Proposed Rule 8.4 Misconduct
It is professional misconduct for a lawyer to:

(d) engage in conduct that is prejudicial to the administration of justice;

(g) engage in conduct that the lawyer knows or reasonably should know is harassment or discrimination on the basis of race, sex, religion, national origin, ethnicity, disability, age, sexual orientation, gender identity, marital status or socioeconomic status in conduct related to the practice of law. This paragraph does not limit the ability of a lawyer to accept, decline, or withdraw from a representation in accordance with rule 1.16. This paragraph does not preclude legitimate advice or advocacy consistent with these Rules.

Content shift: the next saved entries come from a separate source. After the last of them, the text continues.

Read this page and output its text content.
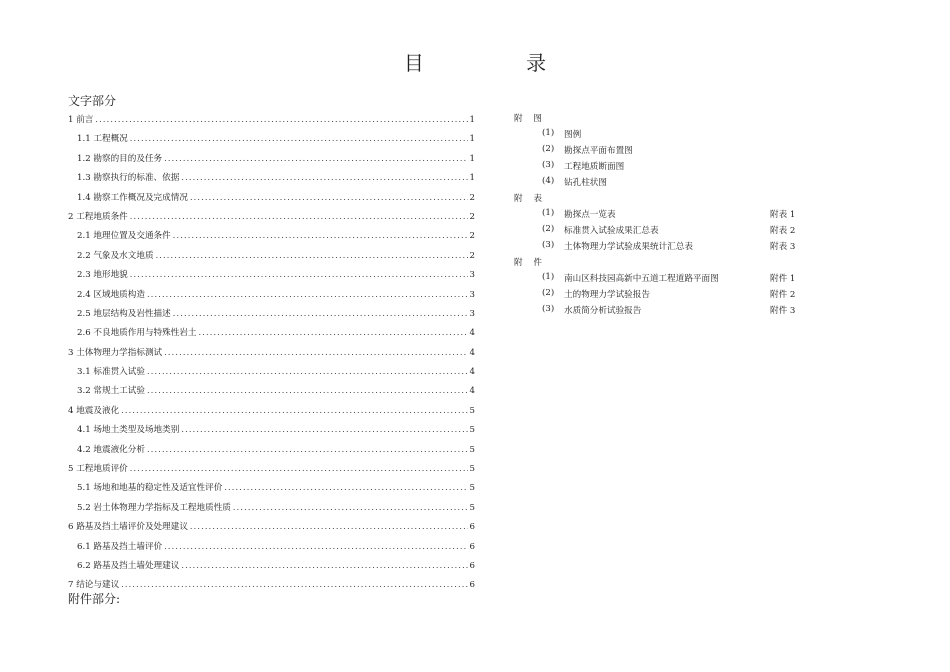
目 录
文字部分
1 前言 .....	1
1.1 工程概况 .....	1
1.2 勘察的目的及任务 .....	1
1.3 勘察执行的标准、依据 .....	1
1.4 勘察工作概况及完成情况 .....	2
2 工程地质条件 .....	2
2.1 地理位置及交通条件 .....	2
2.2 气象及水文地质 .....	2
2.3 地形地貌 .....	3
2.4 区域地质构造 .....	3
2.5 地层结构及岩性描述 .....	3
2.6 不良地质作用与特殊性岩土 .....	4
3 土体物理力学指标测试 .....	4
3.1 标准贯入试验 .....	4
3.2 常规土工试验 .....	4
4 地震及液化 .....	5
4.1 场地土类型及场地类别 .....	5
4.2 地震液化分析 .....	5
5 工程地质评价 .....	5
5.1 场地和地基的稳定性及适宜性评价 .....	5
5.2 岩土体物理力学指标及工程地质性质 .....	5
6 路基及挡土墙评价及处理建议 .....	6
6.1 路基及挡土墙评价 .....	6
6.2 路基及挡土墙处理建议 .....	6
7 结论与建议 .....	6
附件部分:
附 图
(1)	图例
(2)	勘探点平面布置图
(3)	工程地质断面图
(4)	钻孔柱状图
附 表
(1)	勘探点一览表	附表 1
(2)	标准贯入试验成果汇总表	附表 2
(3)	土体物理力学试验成果统计汇总表	附表 3
附 件
(1)	南山区科技园高新中五道工程道路平面图	附件 1
(2)	土的物理力学试验报告	附件 2
(3)	水质简分析试验报告	附件 3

[3] Discrimination and harassment by lawyers in violation of paragraph (g) undermine confidence in the legal profession and the legal system. Such discrimination includes harmful verbal or physical conduct that manifests bias or prejudice towards others. Harassment includes sexual harassment and derogatory or demeaning verbal or physical conduct. Sexual harassment includes unwelcome sexual advances, requests for sexual favors, and other unwelcome verbal or physical conduct of a sexual nature. The substantive law of antidiscrimination and anti-harassment statutes and case law may guide application of paragraph (g).

[4] Conduct related to the practice of law includes representing clients; interacting with witnesses, coworkers, court personnel, lawyers and others while engaged in the practice of law; operating or managing a law firm or law practice; and participating in bar association, business or social activities in connection with the practice of law. Lawyers may engage in conduct undertaken to promote diversity and inclusion without violating this rule by, for example, implementing initiatives aimed at recruiting, hiring, retaining and advancing diverse employees or sponsoring diverse law student organizations. Legitimate advocacy protected by Section (g) includes advocacy in any conduct related to the practice of law, including circumstances where a lawyer is not representing a client and outside traditional settings where a lawyer acts as an advocate, such as litigation.

[4a] Section (g) does not restrict any speech or conduct not related to the practice of law, including speech or conduct protected by the First Amendment. Thus, a lawyer’s speech or conduct unrelated to the practice of law cannot violate this Section.

[5a] A trial judge’s finding that peremptory challenges were exercised on a discriminatory basis does not alone establish a violation of paragraph (g).

[5b] A lawyer does not violate paragraph (g) by limiting the scope or subject matter of the lawyer’s practice or by limiting the lawyer’s practice to members of underserved populations in accordance with these Rules and other law.

[5c] Lawyers should be mindful of their professional obligations under RPC 6.1 to provide legal services to those who are unable to pay, and their obligation under RPC 6.2 not to avoid appointments from a tribunal except for good cause. Nevertheless, a lawyer does not engage in conduct that harasses or discriminates based on socioeconomic status merely by charging and collecting reasonable fees and expenses for a representation.

[5d] A lawyer’s representation of a client does not constitute an endorsement by he lawyer of the client’s views or activities. See RPC 1.2(b).